If they are very large (≥ 7cm), placental chorangiomas may divert blood flow away from the fetus to facilitate their growth. In these cases, the fetal heart may compensate by pumping harder. Eventually, however, the heart will not be able to maintain this high output and fetal heart failure may develop. This can be diagnosed by a focused ultrasound (a fetal echocardiogram). It may also become evident by the accumulation of fluid under the fetal skin or in the fetal abdomen or chest (a condition called “hydrops”). Fetuses with hydrops are very sick and may not survive.

Placental chorangiomas must be monitored closely with ultrasound to ensure that they are not enlarging rapidly and that there is normal fetal growth and wellbeing. Mothers must also be monitored closely because, rarely, the lesions may cause the mother to develop a severe condition called “mirror” syndrome. In this case, mothers may develop high blood pressure, and fluid may accumulate, similar to the fetus, in their lungs.

Fetal Therapy

In most cases, fetal vascular tumours will be monitored with ultrasound only and no intervention will be necessary. In severe cases, fetal surgery may be necessary to interrupt the blood flow to or within the tumour, causing it to shrink. Either radio frequency ablation (RFA) or interstitial laser may be used to do this. 

Referral Information


  • Large placental chorangiomas (>5 cm diameter) or those resulting in cardiac failure and hydrops.
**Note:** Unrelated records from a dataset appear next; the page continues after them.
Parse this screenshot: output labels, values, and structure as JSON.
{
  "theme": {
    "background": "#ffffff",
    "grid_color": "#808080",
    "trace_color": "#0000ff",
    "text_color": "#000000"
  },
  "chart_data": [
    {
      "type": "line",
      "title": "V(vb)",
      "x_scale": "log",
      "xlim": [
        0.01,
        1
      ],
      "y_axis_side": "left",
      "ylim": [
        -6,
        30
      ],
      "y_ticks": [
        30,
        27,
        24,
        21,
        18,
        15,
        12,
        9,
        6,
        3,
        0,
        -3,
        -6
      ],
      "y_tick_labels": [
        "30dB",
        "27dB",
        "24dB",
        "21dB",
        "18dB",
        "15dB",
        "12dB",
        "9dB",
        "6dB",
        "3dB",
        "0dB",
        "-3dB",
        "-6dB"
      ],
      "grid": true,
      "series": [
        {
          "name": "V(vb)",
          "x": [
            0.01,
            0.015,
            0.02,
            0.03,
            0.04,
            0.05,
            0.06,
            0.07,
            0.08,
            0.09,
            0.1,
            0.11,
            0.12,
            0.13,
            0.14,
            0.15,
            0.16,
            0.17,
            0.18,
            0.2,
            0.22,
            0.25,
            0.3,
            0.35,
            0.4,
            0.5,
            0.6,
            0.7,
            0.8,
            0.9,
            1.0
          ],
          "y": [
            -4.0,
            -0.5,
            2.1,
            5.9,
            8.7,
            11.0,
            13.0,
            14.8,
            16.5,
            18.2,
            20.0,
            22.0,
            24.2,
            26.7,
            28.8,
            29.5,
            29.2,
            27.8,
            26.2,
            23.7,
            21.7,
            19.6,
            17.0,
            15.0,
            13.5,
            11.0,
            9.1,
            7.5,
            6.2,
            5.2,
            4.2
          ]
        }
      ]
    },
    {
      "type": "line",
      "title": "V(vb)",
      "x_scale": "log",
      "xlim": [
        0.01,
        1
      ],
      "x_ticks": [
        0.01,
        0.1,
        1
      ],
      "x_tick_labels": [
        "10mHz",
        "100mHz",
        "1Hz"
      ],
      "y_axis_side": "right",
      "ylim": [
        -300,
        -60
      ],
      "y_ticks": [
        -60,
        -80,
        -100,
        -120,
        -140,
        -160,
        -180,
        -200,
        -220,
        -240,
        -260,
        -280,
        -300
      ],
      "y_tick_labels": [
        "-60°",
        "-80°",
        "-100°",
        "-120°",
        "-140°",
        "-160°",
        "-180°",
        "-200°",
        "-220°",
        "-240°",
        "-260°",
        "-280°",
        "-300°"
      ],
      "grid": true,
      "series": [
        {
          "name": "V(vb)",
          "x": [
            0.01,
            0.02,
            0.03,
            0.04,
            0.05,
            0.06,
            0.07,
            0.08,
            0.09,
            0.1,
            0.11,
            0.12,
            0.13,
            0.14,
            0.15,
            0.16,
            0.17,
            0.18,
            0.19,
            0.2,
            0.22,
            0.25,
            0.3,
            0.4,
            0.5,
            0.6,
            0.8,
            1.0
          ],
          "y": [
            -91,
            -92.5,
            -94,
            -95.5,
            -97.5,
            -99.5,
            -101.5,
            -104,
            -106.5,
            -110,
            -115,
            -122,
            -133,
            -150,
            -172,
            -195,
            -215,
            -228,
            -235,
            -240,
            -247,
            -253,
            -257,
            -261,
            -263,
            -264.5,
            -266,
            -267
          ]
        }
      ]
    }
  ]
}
Refer if signs of hydrops or high output cardiac failure present. The timing and type of procedure will be individualized based on patient presentation. Radio-frequency ablation (RFA) or interstitial laser procedures typically require 24 hours hospitalization. In the presence of hydrops, monitoring for “mirror” syndrome is required. Post-operatively, out-of-province patients will be referred back to their local provider for ongoing antenatal care and delivery. Local patients will be followed and delivered at Mount Sinai Hospital.